Hum, voilà un livre qui dérange, par le sujet, le regard qu'il nous pousse à porter, la révélation qu'il apporte. Je l'ai acheté quand il est sorti en poche, je l'ai commencé, mais à l'époque j'étais trop jeune et rigide pour accepter de suivre Schmitt, j'ai refermé le livre au bout de 100 pages pour ne le redécouvrir qu'aujourd'hui.
Oh n'imaginez pas qu'aujourd'hui j'ai plus de sagesse pour lire un écrit tel que celui là mais surement plus de maturité et de détachement.
C'est un travail osé, écrire sur Hitler c'est prendre le risque d'être associé à ce terrible nom, c'est se tirer une balle dans le pied professionnellement. Et bien non,
Eric Emmanuel Schmitt s'est sorti de cet exercice de manière prodigieuse !
Il a l'idée surprenante d'écrire sur deux Hitler, l'un le réel, qu'il nomme Hitler et l'autre l'imaginaire : Adolf H. Il débute deux histoires, deux chemins de vie, que nous découvrons en alternance de paragraphe en paragraphe en partant de la réussite(Adolf H.) ou non (Hitler)au concours de l'école des beaux arts.
Ce n'est pas tant cet événement qui va tout déterminer, mais comment dans une vie, la manière d'appréhender, la capacité à se relever, à exister dans une société peut nous pousser à vivre une autre vie.
Eric Emmanuel Schmitt nous proposer d'analyser et de comprendre.
Comment souhaiter comprendre l'horreur ? Ce n'est pas de cela dont il s'agit, il souhaite nous amener à réaliser qu'Hitler n'est rien d'autre qu'un être humain qui pour exister, pour devenir quelqu'un va petit à petit se transformer en cet être sans affect pour les autres, qui ne prend plaisir que lorsqu'il convainc les foules et se fait aimer d'elle, pour cela il ira jusqu'à devenir antisémite (au départ, il ne l'est pas).
Hitler, dans sa névrose, explique de nombreuses choses grâce à la pensée magique, il va se croire invincible puisqu'il échappe plusieurs fois à la mort, il va déterminer le peuple juif comme étant les responsables de perte de la première guerre : il a besoin de tout rationaliser.
Nous comprenons comment un manque conséquent d'estime de soi peut conduire à un besoin d'accomplissement au prix de l'horreur, comment chacun d'entre nous peut basculer dans sa part mortifère dans le seul but d'exister, de ne plus se dégouter et d'être enfin reconnu.

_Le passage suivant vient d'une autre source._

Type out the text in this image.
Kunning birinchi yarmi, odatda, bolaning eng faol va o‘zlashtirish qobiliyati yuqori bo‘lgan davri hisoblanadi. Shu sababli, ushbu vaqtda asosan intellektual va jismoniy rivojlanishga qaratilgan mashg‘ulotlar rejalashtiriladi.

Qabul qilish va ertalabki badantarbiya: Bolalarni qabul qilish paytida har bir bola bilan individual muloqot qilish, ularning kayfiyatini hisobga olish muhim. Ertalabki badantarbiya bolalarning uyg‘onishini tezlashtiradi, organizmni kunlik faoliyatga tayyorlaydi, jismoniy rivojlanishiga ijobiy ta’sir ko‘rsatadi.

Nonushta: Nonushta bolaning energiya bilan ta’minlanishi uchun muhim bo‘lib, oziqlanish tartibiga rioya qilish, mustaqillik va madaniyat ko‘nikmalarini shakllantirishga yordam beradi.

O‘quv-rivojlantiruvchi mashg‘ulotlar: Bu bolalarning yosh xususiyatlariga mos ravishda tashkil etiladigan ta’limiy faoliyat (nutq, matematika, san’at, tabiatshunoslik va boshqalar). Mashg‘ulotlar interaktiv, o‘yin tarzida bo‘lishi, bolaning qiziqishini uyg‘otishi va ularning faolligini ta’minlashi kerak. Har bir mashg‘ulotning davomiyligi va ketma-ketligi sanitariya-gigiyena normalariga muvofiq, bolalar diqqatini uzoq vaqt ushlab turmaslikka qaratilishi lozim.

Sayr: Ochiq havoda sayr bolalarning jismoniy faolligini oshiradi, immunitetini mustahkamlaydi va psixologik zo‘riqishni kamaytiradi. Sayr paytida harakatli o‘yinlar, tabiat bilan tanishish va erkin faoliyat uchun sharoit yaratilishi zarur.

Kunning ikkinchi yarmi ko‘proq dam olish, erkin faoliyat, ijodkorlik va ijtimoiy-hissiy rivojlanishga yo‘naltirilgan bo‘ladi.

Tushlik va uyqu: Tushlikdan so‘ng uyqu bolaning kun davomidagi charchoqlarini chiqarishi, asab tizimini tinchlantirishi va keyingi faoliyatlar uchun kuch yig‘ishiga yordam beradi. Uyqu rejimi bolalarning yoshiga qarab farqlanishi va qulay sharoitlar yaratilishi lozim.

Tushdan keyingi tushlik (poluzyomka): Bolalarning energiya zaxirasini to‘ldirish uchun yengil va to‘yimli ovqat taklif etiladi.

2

En présentant son double, Adolf H., l'auteur nous brosse le portrait de celui qui fait face, qui prend les devants, qui essaye de comprendre. Il nous facilite le travail de discernement, renvoie au contraire, à un autre chemin possible de vie, à la résilience.
Est-ce que le fait d'avoir été rejeté et battu par un père peut conduire à devenir un être malfaisant, ou est-il aussi acteur de sa vie en décidant de travailler sur lui, de souhaiter devenir meilleur en reconnaissant avoir des problèmes ?
Voilà un roman psychologique même si l'auteur s'en défend, une analyse d'une existence et un énorme travail historique. Il m'a amené à me poser des questions que je souhaitais éviter. Avant ce livre, Hitler n'était qu'un personnage infâme, explication simpliste me protégeant et ne permettant aucune comparaison avec celle que je suis. Aujourd'hui, j'ai conscience que cet être abject peut éclore en chacun de nous, que nous avons tous une part d'inhumanité et que nous avons le pouvoir de nous poser des questions sur nos vérités, sur les raisons de penser telle ou telle chose, de remettre en question le fondement de chaque opinion.
Alors, oui, lire ce livre n'est pas aisé, il faut savoir se détacher du personnage, il faut accepter de rentrer en lui, de suivre ses chemins de pensées aussi monstrueux soient ils, en ayant à l'esprit qu'en comprenant nous éviterons de revivre la même chose.